Kennedy Celebrates NASA's 50th
Kings, queens, presidents, politicians, movie stars, musicians and tens-of-millions of everyday people from all over the world have flocked to NASA's Kennedy Space Center to experience America's space program.
President John F. Kennedy, for whom the center was later named, was the first American president to visit in 1962.
Through the years, royalty including Prince Philip of England, Queen Beatrix of the Netherlands and former Prime Minister of England Margaret Thatcher, just to name a few, toured the center.
The filming of space-related movies like "Apollo 13," "Contact," "Space Cowboys," "Armageddon" and "The Right Stuff" brought movie stars, directors and producers such as Tom Hanks, Bruce Willis, Ron Howard, Steven Spielberg and George Lucas to the center for authentic scene shoots.
Major television journalists and film crews from TV series such as "Modern Marvels," "Dirty Jobs," and the History and Discovery Channels are just a few that have come to Kennedy to cover space shuttle launches, landings and to film documentaries.
Mrs. Laura Bush, only the third first lady to attend a launch, watched the liftoff of space shuttle Discovery on its historic Return to Flight mission STS-114, in July 2004.
In February 2006, the legendary pilot Steve Fossett soared into record books when he took off from Kennedy's Shuttle Landing Facility in Virgin Atlantic's single seat, Global Flyer aircraft.
Establishing a new aviation non-stop flying record of more than 25,000 miles, Fossett endured 76 hours and 45 minutes in the cramped cabin sitting atop hundreds of gallons of fuel.
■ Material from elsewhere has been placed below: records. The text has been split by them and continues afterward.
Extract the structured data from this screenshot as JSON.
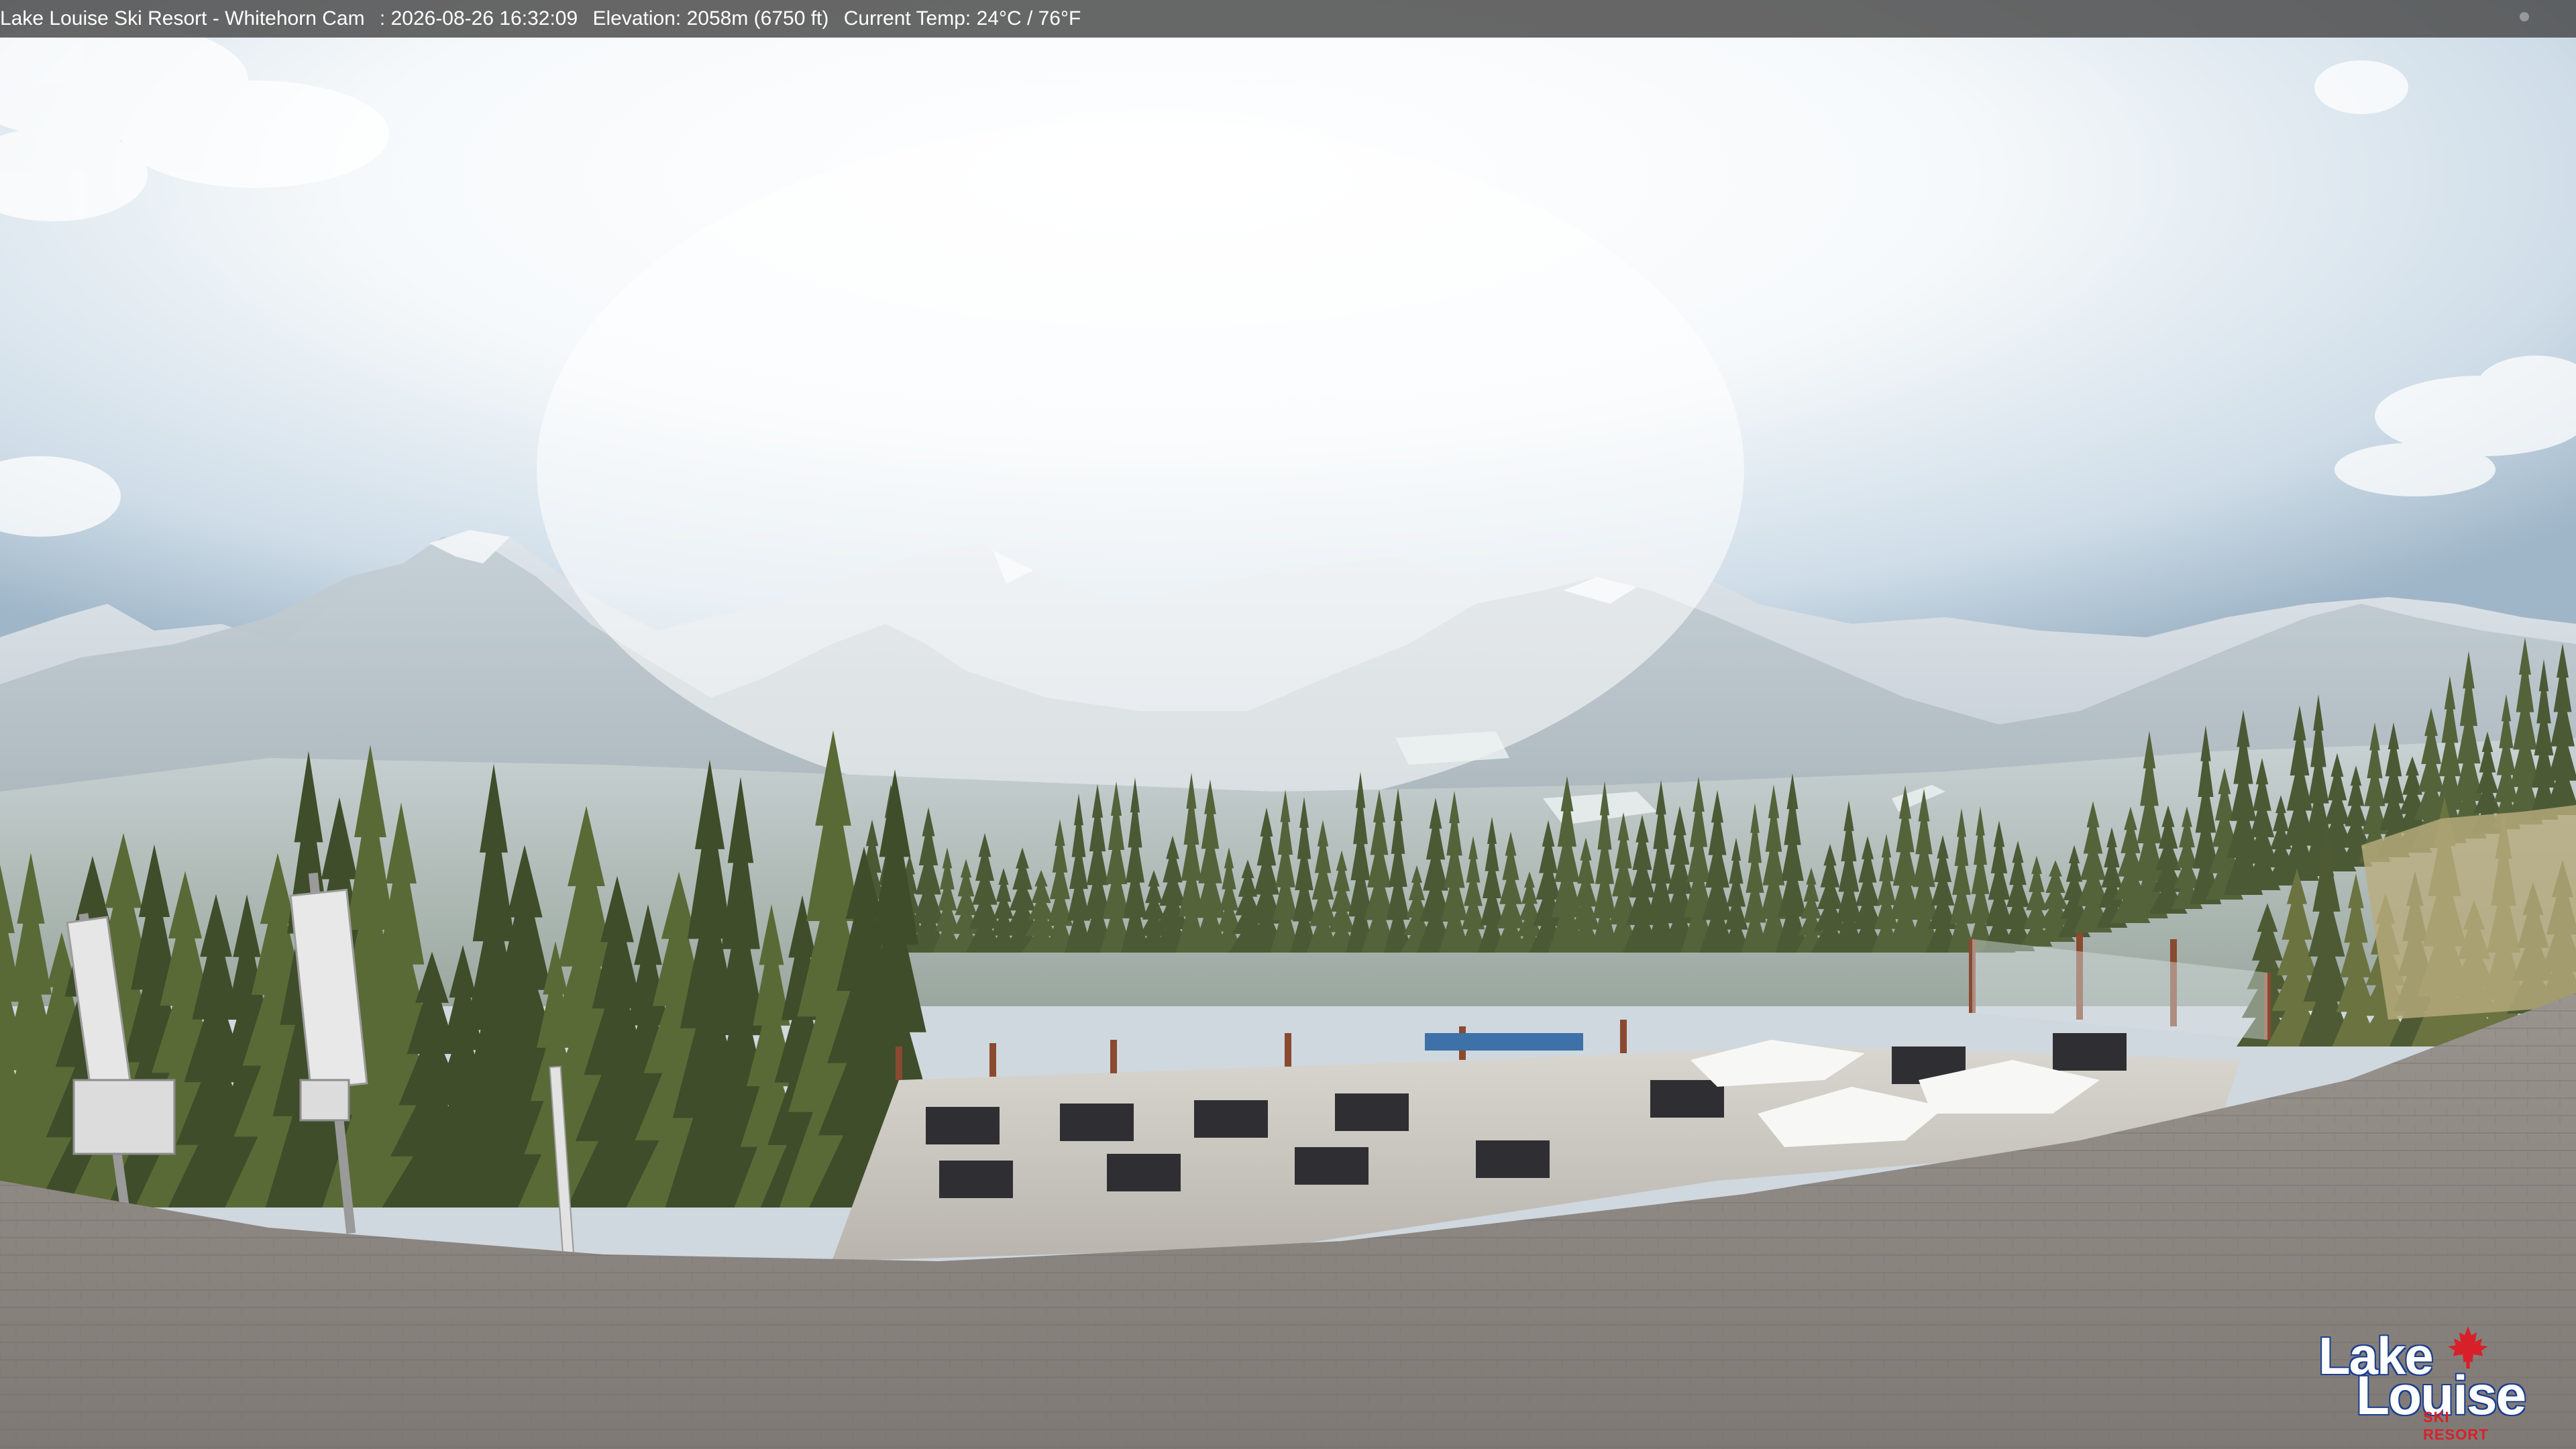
{
  "overlay": {
    "camera_title": "Lake Louise Ski Resort - Whitehorn Cam",
    "timestamp": ": 2026-08-26 16:32:09",
    "elevation": "Elevation: 2058m (6750 ft)",
    "temperature": "Current Temp: 24°C / 76°F"
  },
  "logo": {
    "line1": "Lake",
    "line2": "Louise",
    "line3": "SKI RESORT",
    "icon": "maple-leaf-icon"
  },
  "colors": {
    "sky": "#dfe9f0",
    "mountains": "#bfcad3",
    "forest": "#4d5a33",
    "roof": "#8d8783",
    "logo_red": "#d8202a",
    "logo_blue": "#1a3f8f"
  }
}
Although suffering from amyotrophic lateral sclerosis, also known as Lou Gehrig's disease, distinguished physicist Dr. Stephen Hawking traveled to Kennedy in April 2007 to realize a long-lived dream -- to experience weightlessness.
Hawking boarded a modified Boeing 727, managed by the Zero Gravity Corp. at the center's Shuttle Landing Facility. In flight, Hawking was able, with the support of his team, to float around the cabin for a few brief minutes, releasing him from the bonds of gravity.
NASA's Kennedy Space Center, through the last 50 years, has not only served as a launch platform to the universe, but has brought the universe closer to Earth for all to appreciate, study and enjoy.